Now there’s an interesting thing about the Catalina channel: Although the winds are fairly shifty in the morning, every day at precisely one o’clock in the afternoon, the San Pedro wind comes up out of the Southwest and it blows a constant 12 to 15 knots.  You can set your watch by it. Keith and I didn’t discuss strategies before the race, but I knew he loved to use his spinnaker. Orion, being a yawl, was fastest on a broad reach, so I planned to position myself to be at the eastern end of the island when the wind came up in order to take full advantage of it. Tiare did pretty well going to windward so he beat up to the western end, planning to pop his chute and come charging down on the fleet. As for the rest of the boats, most of these guys raced once or twice a year, and though far from clueless, they were not as competitive nor versed in the local knowledge as the two of us.

When the starting gun went off and we both took off in opposite directions and quickly lost sight of each other. For four or five hours we didn’t see many competitors until we neared L.A. Harbor. I was tearing along at hull speed on a broad reach, and I could see Keith’s spinnaker bearing down on me getting closer and closer as we approached the finish line. The only difference was I was on starboard, and he was on port! As he got closer, I yelled out “Starboard” and he had to bear off, losing his momentum. I crossed the finish line a boat length ahead of him after a 26-mile race! He corrected out ahead of me due to our handicaps, but we both won first in our classes.

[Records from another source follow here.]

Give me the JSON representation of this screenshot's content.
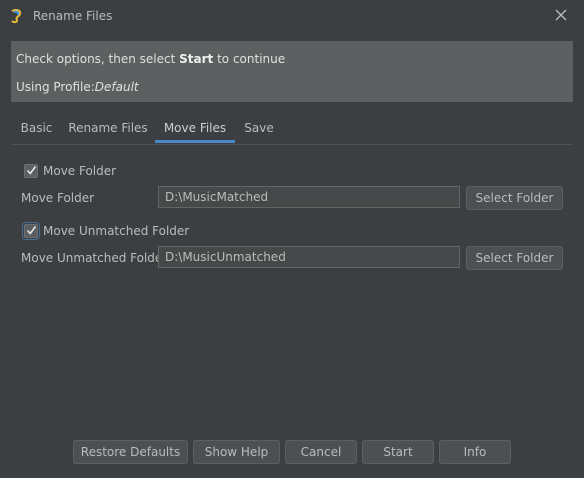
{
  "window": {
    "title": "Rename Files",
    "icon": "app-logo-icon",
    "close_icon": "close-icon"
  },
  "banner": {
    "line1_before": "Check options, then select ",
    "line1_bold": "Start",
    "line1_after": " to continue",
    "line2_label": "Using Profile:",
    "line2_value": "Default"
  },
  "tabs": [
    {
      "label": "Basic",
      "active": false
    },
    {
      "label": "Rename Files",
      "active": false
    },
    {
      "label": "Move Files",
      "active": true
    },
    {
      "label": "Save",
      "active": false
    }
  ],
  "move_folder": {
    "checkbox_label": "Move Folder",
    "checked": true,
    "field_label": "Move Folder",
    "path": "D:\\MusicMatched",
    "button_label": "Select Folder"
  },
  "move_unmatched": {
    "checkbox_label": "Move Unmatched Folder",
    "checked": true,
    "field_label": "Move Unmatched Folder",
    "path": "D:\\MusicUnmatched",
    "button_label": "Select Folder"
  },
  "footer_buttons": {
    "restore_defaults": "Restore Defaults",
    "show_help": "Show Help",
    "cancel": "Cancel",
    "start": "Start",
    "info": "Info"
  },
  "colors": {
    "background": "#3c3f41",
    "banner": "#5d6061",
    "tab_accent": "#4a88c7"
  }
}
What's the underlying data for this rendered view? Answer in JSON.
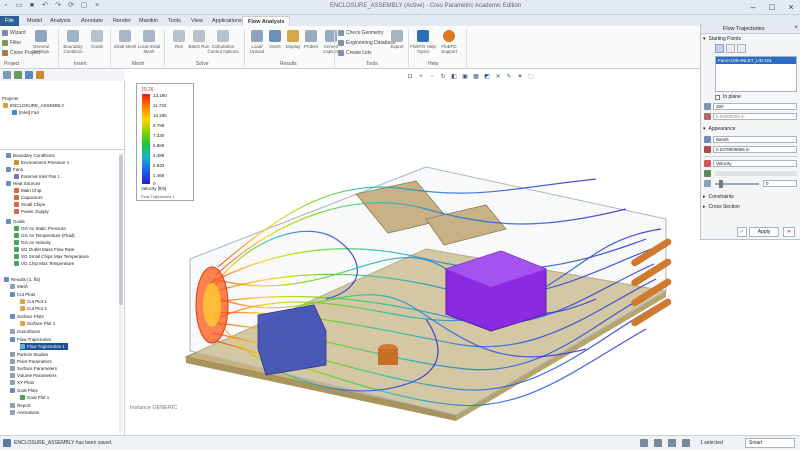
{
  "app": {
    "title": "ENCLOSURE_ASSEMBLY (Active) - Creo Parametric Academic Edition"
  },
  "ribbon": {
    "tabs": [
      {
        "label": "File"
      },
      {
        "label": "Model"
      },
      {
        "label": "Analysis"
      },
      {
        "label": "Annotate"
      },
      {
        "label": "Render"
      },
      {
        "label": "Manikin"
      },
      {
        "label": "Tools"
      },
      {
        "label": "View"
      },
      {
        "label": "Applications"
      },
      {
        "label": "Flow Analysis"
      }
    ],
    "left_items": [
      "Wizard",
      "Filter",
      "Clone Project"
    ],
    "buttons": [
      {
        "label": "General Settings"
      },
      {
        "label": "Boundary Condition"
      },
      {
        "label": "Goals"
      },
      {
        "label": "Initial Mesh"
      },
      {
        "label": "Local Initial Mesh"
      },
      {
        "label": "Run"
      },
      {
        "label": "Batch Run"
      },
      {
        "label": "Calculation Control Options"
      },
      {
        "label": "Load/ Unload"
      },
      {
        "label": "Insert"
      },
      {
        "label": "Display"
      },
      {
        "label": "Probes"
      },
      {
        "label": "Screen Capture"
      }
    ],
    "tools_items": [
      "Check Geometry",
      "Engineering Database",
      "Create Lids"
    ],
    "extra_buttons": [
      {
        "label": "Export"
      },
      {
        "label": "FloEFD Help Topics"
      },
      {
        "label": "FloEFD Support"
      }
    ],
    "groups": [
      "Project",
      "Insert",
      "Mesh",
      "Solve",
      "Results",
      "Tools",
      "Help"
    ]
  },
  "tree": {
    "project_root": "Projects",
    "assembly": "ENCLOSURE_ASSEMBLY",
    "project": "[Inlet] Fan",
    "items": [
      "Boundary Conditions",
      "Environment Pressure 1",
      "Fans",
      "External Inlet Fan 1",
      "Heat Sources",
      "Main Chip",
      "Capacitors",
      "Small Chips",
      "Power Supply",
      "Goals",
      "GG Av Static Pressure",
      "GG Av Temperature (Fluid)",
      "GG Av Velocity",
      "SG Outlet Mass Flow Rate",
      "VG Small Chips Max Temperature",
      "VG Chip Max Temperature",
      "Results (1, fld)",
      "Mesh",
      "Cut Plots",
      "Cut Plot 1",
      "Cut Plot 2",
      "Surface Plots",
      "Surface Plot 1",
      "Isosurfaces",
      "Flow Trajectories",
      "Flow Trajectories 1",
      "Particle Studies",
      "Point Parameters",
      "Surface Parameters",
      "Volume Parameters",
      "XY Plots",
      "Goal Plots",
      "Goal Plot 1",
      "Report",
      "Animations"
    ]
  },
  "legend": {
    "max_label": "20.26",
    "values": [
      "13.180",
      "11.732",
      "10.265",
      "8.798",
      "7.330",
      "5.866",
      "4.399",
      "2.933",
      "1.466",
      "0"
    ],
    "unit": "Velocity [ft/s]",
    "footer": "Flow Trajectories 1"
  },
  "viewport": {
    "instance_label": "Instance GENERIC"
  },
  "panel": {
    "title": "Flow Trajectories",
    "starting_points": "Starting Points",
    "face_ref": "Face<105>INLET_LID-101",
    "in_plane": "In plane",
    "count": "200",
    "offset": "0.00000000 in",
    "appearance": "Appearance",
    "draw_as": "Bands",
    "width": "0.0378936965 in",
    "color_by": "Velocity",
    "opacity_value": "0",
    "constraints": "Constraints",
    "cross_section": "Cross Section",
    "apply_label": "Apply"
  },
  "status": {
    "message": "ENCLOSURE_ASSEMBLY has been saved.",
    "selected": "1 selected",
    "filter": "Smart"
  },
  "colors": {
    "accent": "#2c5f96",
    "tree_selection": "#1f4f9a",
    "heat_source": "#8a2be2",
    "board": "#c9b27a",
    "fan_fins": "#d07a2e"
  }
}
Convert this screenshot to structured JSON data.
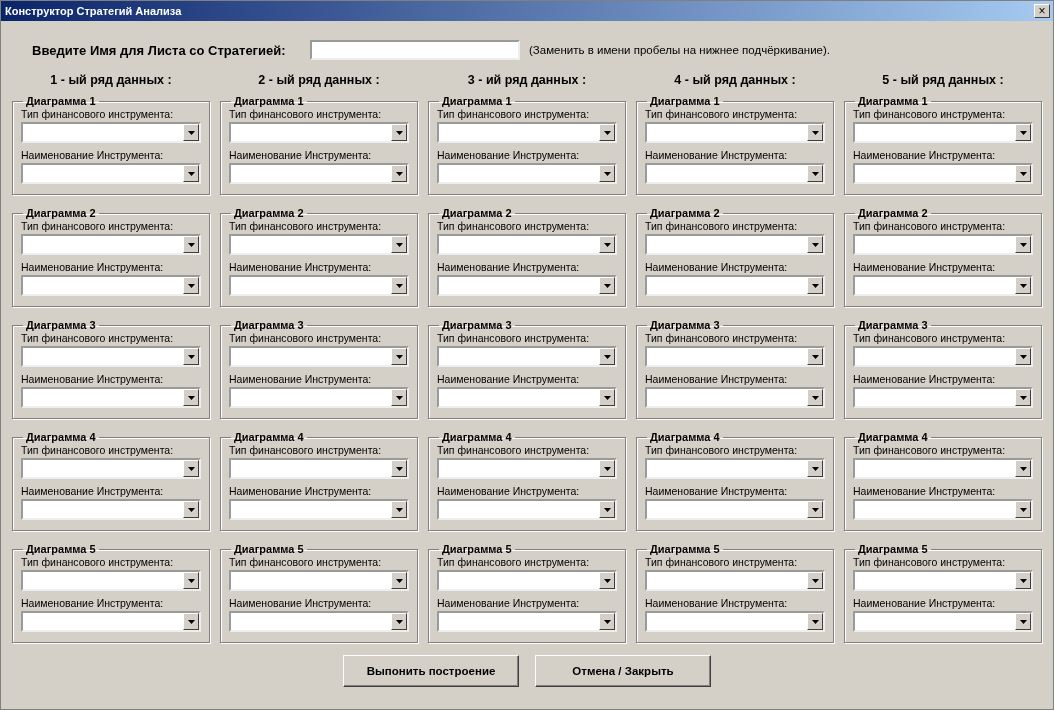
{
  "window": {
    "title": "Конструктор Стратегий Анализа",
    "close": "×"
  },
  "sheet_name": {
    "label": "Введите Имя для Листа со Стратегией:",
    "hint": "(Заменить в имени пробелы на нижнее подчёркивание)."
  },
  "series": [
    {
      "header": "1 - ый ряд данных :",
      "diagrams": [
        {
          "title": "Диаграмма 1",
          "type_label": "Тип финансового инструмента:",
          "name_label": "Наименование Инструмента:"
        },
        {
          "title": "Диаграмма 2",
          "type_label": "Тип финансового инструмента:",
          "name_label": "Наименование Инструмента:"
        },
        {
          "title": "Диаграмма 3",
          "type_label": "Тип финансового инструмента:",
          "name_label": "Наименование Инструмента:"
        },
        {
          "title": "Диаграмма 4",
          "type_label": "Тип финансового инструмента:",
          "name_label": "Наименование Инструмента:"
        },
        {
          "title": "Диаграмма 5",
          "type_label": "Тип финансового инструмента:",
          "name_label": "Наименование Инструмента:"
        }
      ]
    },
    {
      "header": "2 - ый ряд данных :",
      "diagrams": [
        {
          "title": "Диаграмма 1",
          "type_label": "Тип финансового инструмента:",
          "name_label": "Наименование Инструмента:"
        },
        {
          "title": "Диаграмма 2",
          "type_label": "Тип финансового инструмента:",
          "name_label": "Наименование Инструмента:"
        },
        {
          "title": "Диаграмма 3",
          "type_label": "Тип финансового инструмента:",
          "name_label": "Наименование Инструмента:"
        },
        {
          "title": "Диаграмма 4",
          "type_label": "Тип финансового инструмента:",
          "name_label": "Наименование Инструмента:"
        },
        {
          "title": "Диаграмма 5",
          "type_label": "Тип финансового инструмента:",
          "name_label": "Наименование Инструмента:"
        }
      ]
    },
    {
      "header": "3 - ий ряд данных :",
      "diagrams": [
        {
          "title": "Диаграмма 1",
          "type_label": "Тип финансового инструмента:",
          "name_label": "Наименование Инструмента:"
        },
        {
          "title": "Диаграмма 2",
          "type_label": "Тип финансового инструмента:",
          "name_label": "Наименование Инструмента:"
        },
        {
          "title": "Диаграмма 3",
          "type_label": "Тип финансового инструмента:",
          "name_label": "Наименование Инструмента:"
        },
        {
          "title": "Диаграмма 4",
          "type_label": "Тип финансового инструмента:",
          "name_label": "Наименование Инструмента:"
        },
        {
          "title": "Диаграмма 5",
          "type_label": "Тип финансового инструмента:",
          "name_label": "Наименование Инструмента:"
        }
      ]
    },
    {
      "header": "4 - ый ряд данных :",
      "diagrams": [
        {
          "title": "Диаграмма 1",
          "type_label": "Тип финансового инструмента:",
          "name_label": "Наименование Инструмента:"
        },
        {
          "title": "Диаграмма 2",
          "type_label": "Тип финансового инструмента:",
          "name_label": "Наименование Инструмента:"
        },
        {
          "title": "Диаграмма 3",
          "type_label": "Тип финансового инструмента:",
          "name_label": "Наименование Инструмента:"
        },
        {
          "title": "Диаграмма 4",
          "type_label": "Тип финансового инструмента:",
          "name_label": "Наименование Инструмента:"
        },
        {
          "title": "Диаграмма 5",
          "type_label": "Тип финансового инструмента:",
          "name_label": "Наименование Инструмента:"
        }
      ]
    },
    {
      "header": "5 - ый ряд данных :",
      "diagrams": [
        {
          "title": "Диаграмма 1",
          "type_label": "Тип финансового инструмента:",
          "name_label": "Наименование Инструмента:"
        },
        {
          "title": "Диаграмма 2",
          "type_label": "Тип финансового инструмента:",
          "name_label": "Наименование Инструмента:"
        },
        {
          "title": "Диаграмма 3",
          "type_label": "Тип финансового инструмента:",
          "name_label": "Наименование Инструмента:"
        },
        {
          "title": "Диаграмма 4",
          "type_label": "Тип финансового инструмента:",
          "name_label": "Наименование Инструмента:"
        },
        {
          "title": "Диаграмма 5",
          "type_label": "Тип финансового инструмента:",
          "name_label": "Наименование Инструмента:"
        }
      ]
    }
  ],
  "buttons": [
    "Выпонить построение",
    "Отмена / Закрыть"
  ]
}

A bunch of my buddies said, “Oh, that was just a fluke, you’ll never do that again,” so just to preclude that type of conversation, I went back the next year and did it again! Then they asked: “Did you drive the hell out of that poor old boat again?” and I told them “No, only enough to win!”

Well, I’ve enjoyed sailing here on Lake Lanier for the past 30 years. As with most things, the sport progresses and for the older boats, technology passes you by. A good example is the progression of the Americas Cup racers. From the 1950s through the 1980s they sailed 12 Meters, which weren’t that much different from the boats we sailed at the time except for scale. One could identify with the helmsmen, winch grinders, sail trimmers and tacticians. In recent years it has turned into a sport more akin to NASCAR, and rather than identifying with it I’m scared by it. No longer do you depend on the natural motion of the wind and water to win races, but upon the strength of the crew grinding or pedaling away at hydraulic pumps, and scrambling across the boat at each tack to start pumping again. I can easily imagine a time when they all employ sumo wrestlers to pump the hydraulics, and then roll across the deck at every tack!

For years offshore in N.J. and here on the lake I sailed and raced a Tartan 36 and at times I even won some of those races. However, boat design and construction materials have advanced so much in recent years that my keel weighed more than an entire modern boat of similar size. Even with different fleets and PHRF ratings trying to level the playing field it just doesn’t seem to be as much fun as it used to.

I believe we have enough “older” boats on the lake to create an “Ancient Mariner Class” limited to boats of a certain age or rig, say over 25 years old and/or gaff rigged. If that is not feasible, just have an Ancient Mariner Race once or twice a year in conjunction with one of the other regular scheduled races.